I am often asked the question, “What’s the difference between an automatic CPAP machine and a regular CPAP machine?”, so in the following paragraphs I’ll set out to explain the main differences.
First I’ll say that I’ve always wondered why many people in the industry have a tendency to call an automated CPAP machine something apart from what it is – an automatic CPAP machine. You will frequently hear people call these sorts of machines APAP machines or Auto-PAP machines. In my opinion this is caused by a misunderstanding from the 睡眠窒息症. CPAP stands for Continuous Positive Airway Pressure, indicating that air pressure is going to be delivered continuously through the sleeping cycle. The phrase CPAP, however, doesn’t imply that the continuously delivered air will likely be at a constant pressure. Therefore, the appropriate term for a CPAP machine which automatically adjusts the stress setting according to your needs is automatic CPAP machine.
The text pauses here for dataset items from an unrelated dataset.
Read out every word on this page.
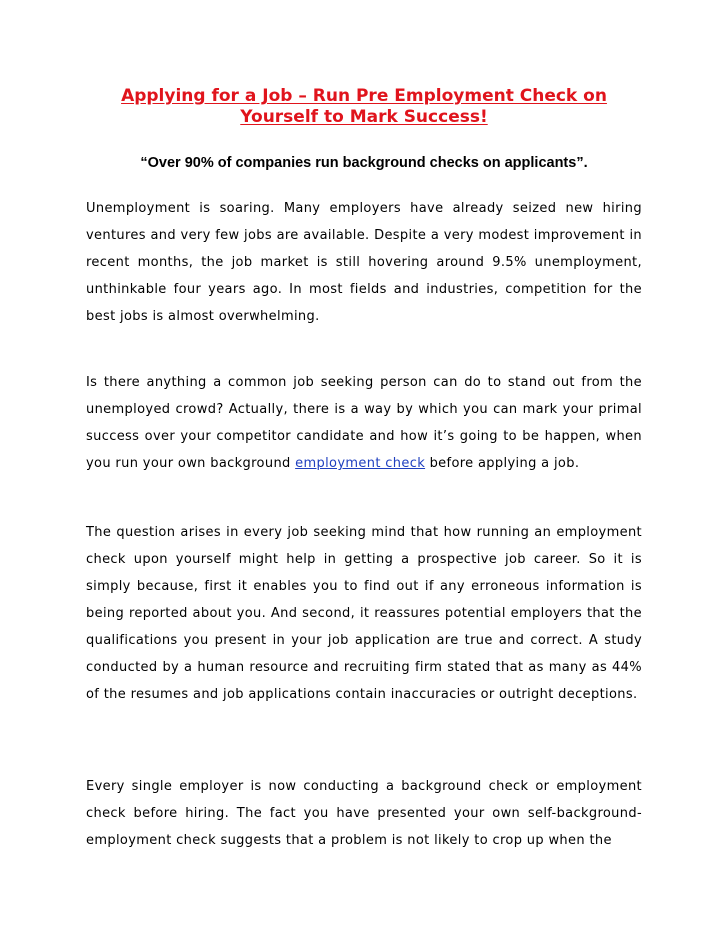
Applying for a Job – Run Pre Employment Check on Yourself to Mark Success!

“Over 90% of companies run background checks on applicants”.

Unemployment is soaring. Many employers have already seized new hiring ventures and very few jobs are available. Despite a very modest improvement in recent months, the job market is still hovering around 9.5% unemployment, unthinkable four years ago. In most fields and industries, competition for the best jobs is almost overwhelming.

Is there anything a common job seeking person can do to stand out from the unemployed crowd? Actually, there is a way by which you can mark your primal success over your competitor candidate and how it’s going to be happen, when you run your own background employment check before applying a job.

The question arises in every job seeking mind that how running an employment check upon yourself might help in getting a prospective job career. So it is simply because, first it enables you to find out if any erroneous information is being reported about you. And second, it reassures potential employers that the qualifications you present in your job application are true and correct. A study conducted by a human resource and recruiting firm stated that as many as 44% of the resumes and job applications contain inaccuracies or outright deceptions.

Every single employer is now conducting a background check or employment check before hiring. The fact you have presented your own self-background-employment check suggests that a problem is not likely to crop up when the
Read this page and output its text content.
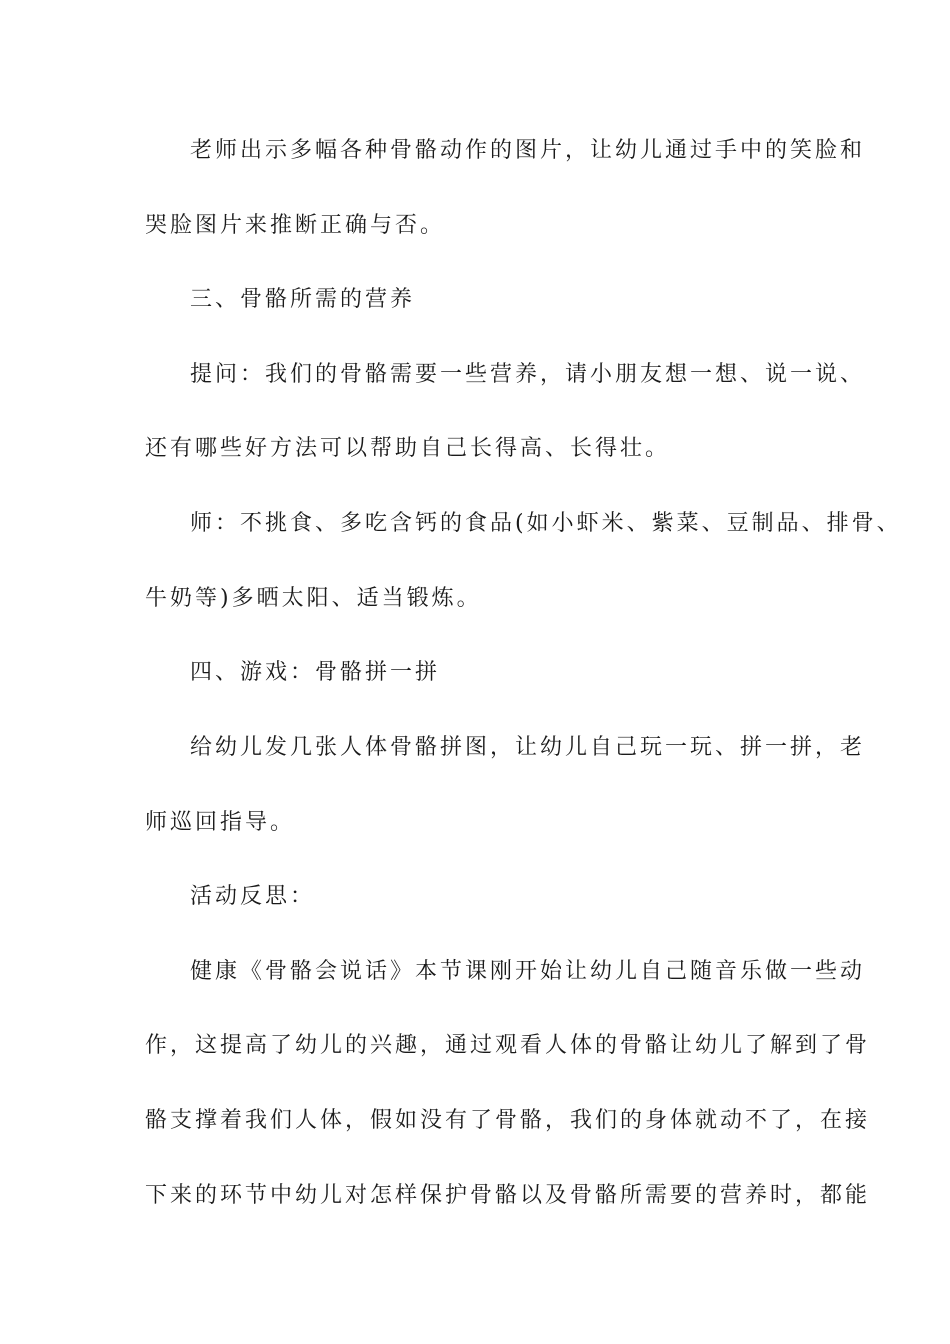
老师出示多幅各种骨骼动作的图片，让幼儿通过手中的笑脸和
哭脸图片来推断正确与否。
三、骨骼所需的营养
提问：我们的骨骼需要一些营养，请小朋友想一想、说一说、
还有哪些好方法可以帮助自己长得高、长得壮。
师：不挑食、多吃含钙的食品(如小虾米、紫菜、豆制品、排骨、
牛奶等)多晒太阳、适当锻炼。
四、游戏：骨骼拼一拼
给幼儿发几张人体骨骼拼图，让幼儿自己玩一玩、拼一拼，老
师巡回指导。
活动反思：
健康《骨骼会说话》本节课刚开始让幼儿自己随音乐做一些动
作，这提高了幼儿的兴趣，通过观看人体的骨骼让幼儿了解到了骨
骼支撑着我们人体，假如没有了骨骼，我们的身体就动不了，在接
下来的环节中幼儿对怎样保护骨骼以及骨骼所需要的营养时，都能
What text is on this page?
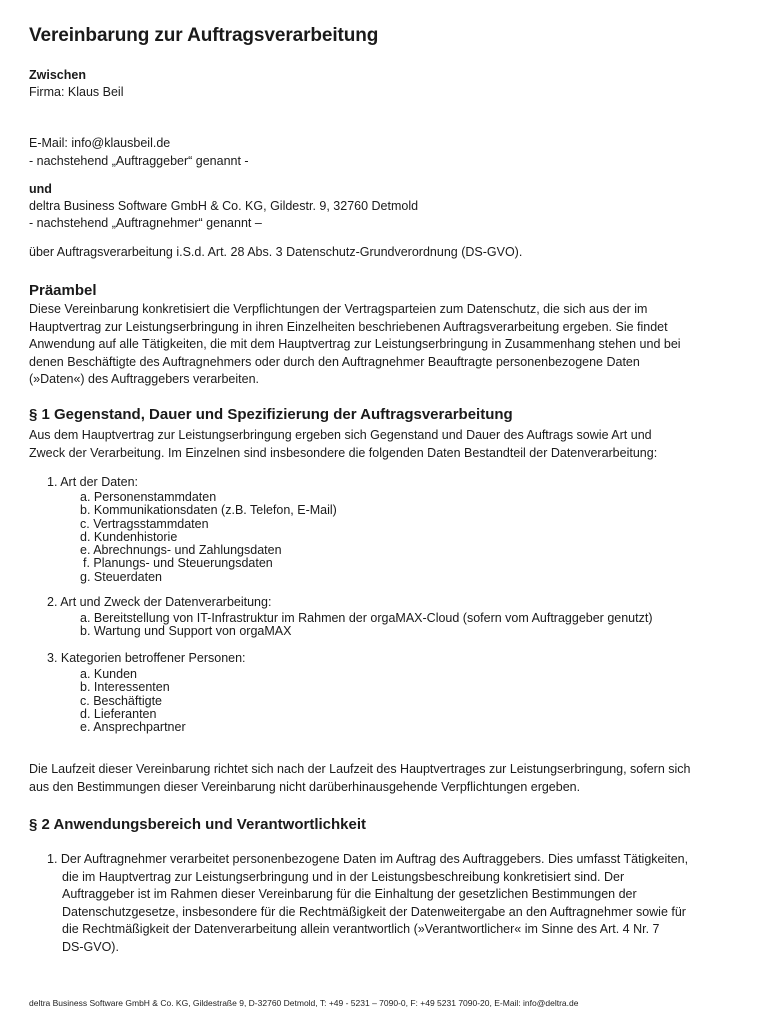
Vereinbarung zur Auftragsverarbeitung
Zwischen
Firma: Klaus Beil
E-Mail: info@klausbeil.de
- nachstehend „Auftraggeber“ genannt -
und
deltra Business Software GmbH & Co. KG, Gildestr. 9, 32760 Detmold
- nachstehend „Auftragnehmer“ genannt –
über Auftragsverarbeitung i.S.d. Art. 28 Abs. 3 Datenschutz-Grundverordnung (DS-GVO).
Präambel
Diese Vereinbarung konkretisiert die Verpflichtungen der Vertragsparteien zum Datenschutz, die sich aus der im
Hauptvertrag zur Leistungserbringung in ihren Einzelheiten beschriebenen Auftragsverarbeitung ergeben. Sie findet
Anwendung auf alle Tätigkeiten, die mit dem Hauptvertrag zur Leistungserbringung in Zusammenhang stehen und bei
denen Beschäftigte des Auftragnehmers oder durch den Auftragnehmer Beauftragte personenbezogene Daten
(»Daten«) des Auftraggebers verarbeiten.
§ 1 Gegenstand, Dauer und Spezifizierung der Auftragsverarbeitung
Aus dem Hauptvertrag zur Leistungserbringung ergeben sich Gegenstand und Dauer des Auftrags sowie Art und
Zweck der Verarbeitung. Im Einzelnen sind insbesondere die folgenden Daten Bestandteil der Datenverarbeitung:
1. Art der Daten:
a. Personenstammdaten
b. Kommunikationsdaten (z.B. Telefon, E-Mail)
c. Vertragsstammdaten
d. Kundenhistorie
e. Abrechnungs- und Zahlungsdaten
f. Planungs- und Steuerungsdaten
g. Steuerdaten
2. Art und Zweck der Datenverarbeitung:
a. Bereitstellung von IT-Infrastruktur im Rahmen der orgaMAX-Cloud (sofern vom Auftraggeber genutzt)
b. Wartung und Support von orgaMAX
3. Kategorien betroffener Personen:
a. Kunden
b. Interessenten
c. Beschäftigte
d. Lieferanten
e. Ansprechpartner
Die Laufzeit dieser Vereinbarung richtet sich nach der Laufzeit des Hauptvertrages zur Leistungserbringung, sofern sich
aus den Bestimmungen dieser Vereinbarung nicht darüberhinausgehende Verpflichtungen ergeben.
§ 2 Anwendungsbereich und Verantwortlichkeit
1. Der Auftragnehmer verarbeitet personenbezogene Daten im Auftrag des Auftraggebers. Dies umfasst Tätigkeiten,
die im Hauptvertrag zur Leistungserbringung und in der Leistungsbeschreibung konkretisiert sind. Der
Auftraggeber ist im Rahmen dieser Vereinbarung für die Einhaltung der gesetzlichen Bestimmungen der
Datenschutzgesetze, insbesondere für die Rechtmäßigkeit der Datenweitergabe an den Auftragnehmer sowie für
die Rechtmäßigkeit der Datenverarbeitung allein verantwortlich (»Verantwortlicher« im Sinne des Art. 4 Nr. 7
DS-GVO).
deltra Business Software GmbH & Co. KG, Gildestraße 9, D-32760 Detmold, T: +49 - 5231 – 7090-0, F: +49 5231 7090-20, E-Mail: info@deltra.de
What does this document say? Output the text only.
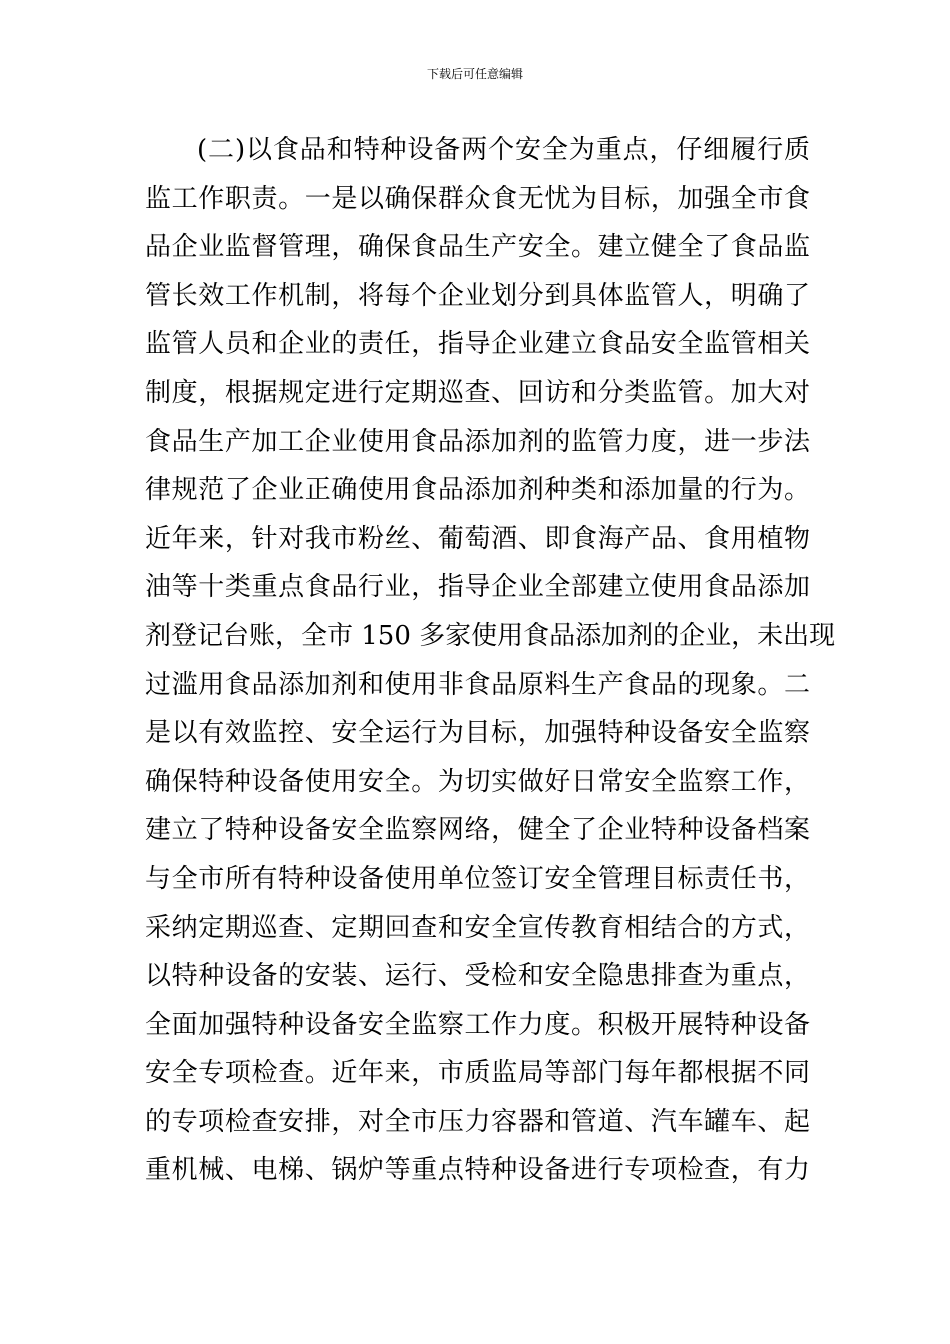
下载后可任意编辑
(二)以食品和特种设备两个安全为重点，仔细履行质
监工作职责。一是以确保群众食无忧为目标，加强全市食
品企业监督管理，确保食品生产安全。建立健全了食品监
管长效工作机制，将每个企业划分到具体监管人，明确了
监管人员和企业的责任，指导企业建立食品安全监管相关
制度，根据规定进行定期巡查、回访和分类监管。加大对
食品生产加工企业使用食品添加剂的监管力度，进一步法
律规范了企业正确使用食品添加剂种类和添加量的行为。
近年来，针对我市粉丝、葡萄酒、即食海产品、食用植物
油等十类重点食品行业，指导企业全部建立使用食品添加
剂登记台账，全市 150 多家使用食品添加剂的企业，未出现
过滥用食品添加剂和使用非食品原料生产食品的现象。二
是以有效监控、安全运行为目标，加强特种设备安全监察
确保特种设备使用安全。为切实做好日常安全监察工作，
建立了特种设备安全监察网络，健全了企业特种设备档案
与全市所有特种设备使用单位签订安全管理目标责任书，
采纳定期巡查、定期回查和安全宣传教育相结合的方式，
以特种设备的安装、运行、受检和安全隐患排查为重点，
全面加强特种设备安全监察工作力度。积极开展特种设备
安全专项检查。近年来，市质监局等部门每年都根据不同
的专项检查安排，对全市压力容器和管道、汽车罐车、起
重机械、电梯、锅炉等重点特种设备进行专项检查，有力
A CPAP machine is designed to blow air through your partially obstructed airway so that you can eliminate the obstruction and to let you breathe normally. What many people call “regular” CPAP machines do this by blowing air with a constant pressure through the entire night, whether or not you’re experiencing an apnea – or cessation of breathing – or not.
An automatic CPAP machine does not use a constant pressure. Rather, the equipment is designed to sense your breathing through the use of a pressure feedback device. When the machine senses you happen to be breathing well, the delivered pressure will be lower. On the contrary, once the machine senses you’re not breathing well – that is, when it senses an apnea, hypopnea or snoring – the delivered pressure is going to be higher.
Since most people with sleep apnea breathe normally for around some portion of the night, it stands to reason that the constant pressure is generally unnecessary for effective CPAP therapy. Automatic CPAP machines deliver approximately 40% less pressure throughout the course of an evening in contrast to a CPAP machine which offers a constant pressure. This reduced pressure really helps to increase patient comfort and compliance and makes CPAP therapy more tolerable for brand new CPAP users.
If your prescribed pressure setting is fairly low – under 10 cm H2O – the key benefit of a computerized CPAP machine will not be the reduced average pressure, nevertheless it may simply be that you don’t have to worry about adjusting your pressure setting down the road. An automated CPAP machine virtually guarantees you may be getting optimal CPAP therapy irrespective of modifications in your condition.
Similar to most CPAP machines, automatic CPAP machines are created to deliver air pressure between 4 cm H2O and 20 cm H2O. During the initial setup of the machine the minimum and maximum pressures is going to be set. Usually the default setting of 4 cm H2O because the minimum pressure and 20 cm H2O as the maximum pressure is utilized. However, should your prescribed pressure setting is well above 10 cm H2O then enhancing the minimum pressure may make sense. I would personally almost always recommend making use of the default minimum and maximum pressure settings because these settings will allow for your maximum average pressure reduction and also the highest amount of patient comfort.
Yet another excellent benefit from automatic CPAP machines is the fact they’re really two machines in just one. You have a CPAP machine which adjusts pressure automatically, and you obtain a machine which is often set to offer a jfsqgg pressure just like a regular CPAP machine. This flexibility in functionality is alluring to many CPAP users, especially to individuals who are using CPAP equipment the first time.
There are two varieties of obstructive sleep apnea – central and obstructive. Central obstructive sleep apnea occurs due to a dysfunction within the thalamus area of the brain, while obstructive sleep apnea occurs as a result of an obstructed airway. CPAP machines are made to open the airway for patients that suffer from obstructive obstructive sleep apnea, but CPAP machines may have no impact on central obstructive sleep apnea. Some automatic CPAP machines including the Puritan Bennett 420E can detect apneas which occur with and without cardiac osciallations to avoid increasing the pressure during central apnea events where the airway is definitely open. Similarly, advanced automatic CPAP machines can also differentiate between central and obstructive hypopnea (which is described as shallow breathing).
Below is actually a review of some great benefits of utilizing an automatic CPAP machine: Approximately 40% overall decline in delivered pressure. No need to be worried about adjusting a continuing pressure when your condition changes. Flexibility – the device could be set to automatic mode or constant mode. Some automatic machines detect the difference between obstructive apneas/hypopneas and central apneas/hypopneas.